PURPOSE - We assessed the association between diabetes and breast cancer and whether physical activity modified the effect of diabetes on breast cancer in Hispanic women.
METHODS - We used data from a case-control study of breast cancer among Hispanic women aged 30-79 conducted between 2003 and 2008 on the Texas-Mexico border. In-person interviews were completed with 190 incident breast cancer cases ascertained through surgeons and oncologists, and 979 controls who were designated as both high-risk (n=511) and low-risk (N=468) for breast cancer (with respective response rates of 97%, 83% and 74%).

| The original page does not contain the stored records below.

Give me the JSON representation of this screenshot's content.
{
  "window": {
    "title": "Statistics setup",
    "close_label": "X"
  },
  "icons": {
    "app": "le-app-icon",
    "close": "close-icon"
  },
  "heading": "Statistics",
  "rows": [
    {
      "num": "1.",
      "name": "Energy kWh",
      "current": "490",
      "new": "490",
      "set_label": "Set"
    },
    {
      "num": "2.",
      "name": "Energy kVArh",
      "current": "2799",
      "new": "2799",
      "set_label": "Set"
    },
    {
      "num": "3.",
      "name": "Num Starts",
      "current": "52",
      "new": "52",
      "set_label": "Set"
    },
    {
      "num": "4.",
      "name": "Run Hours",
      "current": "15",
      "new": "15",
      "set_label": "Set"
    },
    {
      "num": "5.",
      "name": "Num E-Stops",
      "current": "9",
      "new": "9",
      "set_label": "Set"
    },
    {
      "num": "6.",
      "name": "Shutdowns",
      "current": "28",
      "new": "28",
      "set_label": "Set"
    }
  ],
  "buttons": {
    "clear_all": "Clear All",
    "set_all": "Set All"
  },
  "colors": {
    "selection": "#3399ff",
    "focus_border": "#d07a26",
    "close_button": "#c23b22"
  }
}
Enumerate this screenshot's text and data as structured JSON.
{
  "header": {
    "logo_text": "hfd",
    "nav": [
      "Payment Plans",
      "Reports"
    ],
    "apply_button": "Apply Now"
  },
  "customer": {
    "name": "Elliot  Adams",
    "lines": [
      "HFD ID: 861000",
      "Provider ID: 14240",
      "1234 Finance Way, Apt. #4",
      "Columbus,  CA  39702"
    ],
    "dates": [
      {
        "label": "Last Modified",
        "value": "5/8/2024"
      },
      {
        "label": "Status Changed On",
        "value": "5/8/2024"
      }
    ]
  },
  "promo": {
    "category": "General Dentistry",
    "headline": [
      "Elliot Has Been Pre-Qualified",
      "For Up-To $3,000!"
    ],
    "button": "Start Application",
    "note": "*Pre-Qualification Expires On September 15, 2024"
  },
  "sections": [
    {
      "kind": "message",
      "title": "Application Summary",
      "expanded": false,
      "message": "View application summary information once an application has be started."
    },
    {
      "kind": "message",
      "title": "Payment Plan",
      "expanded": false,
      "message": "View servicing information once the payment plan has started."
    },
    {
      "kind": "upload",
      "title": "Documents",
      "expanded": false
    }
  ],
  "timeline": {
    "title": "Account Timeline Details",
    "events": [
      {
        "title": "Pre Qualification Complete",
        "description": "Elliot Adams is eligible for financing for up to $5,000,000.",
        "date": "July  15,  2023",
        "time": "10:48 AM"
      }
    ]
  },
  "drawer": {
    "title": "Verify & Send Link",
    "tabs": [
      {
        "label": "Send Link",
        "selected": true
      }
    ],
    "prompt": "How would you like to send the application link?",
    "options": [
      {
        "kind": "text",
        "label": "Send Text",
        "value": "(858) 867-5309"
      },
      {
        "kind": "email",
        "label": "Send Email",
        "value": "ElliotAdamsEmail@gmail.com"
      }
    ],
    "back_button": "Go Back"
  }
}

RESULTS - After adjustment for menopausal status and mammography screening, there was no effect of diabetes on breast cancer risk (high-risk control group odds ratio [OR] 1.02, 95% confidence interval [CI] 0.71-1.48; low-risk control group OR 0.87, 0.58-1.30). Women who had a diabetes history and did not exercise were at no risk of breast cancer (OR 0.96, 95% CI 0.63-1.48) or a slightly reduced breast cancer risk (low-risk control group OR 0.72, 95% CI 0.46-1.15) depending on the control group used, while women with diabetes who did exercise had significantly reduced breast cancer risk (OR 0.41, 95% CI 0.21-0.83) regardless of the control group used (high-risk control group p-value for interaction=0.013, low-risk control group p-value for interaction 0.183).
CONCLUSIONS - Should other studies confirm our results, physical activity should be explored as a means of reducing breast cancer risk in diabetic women.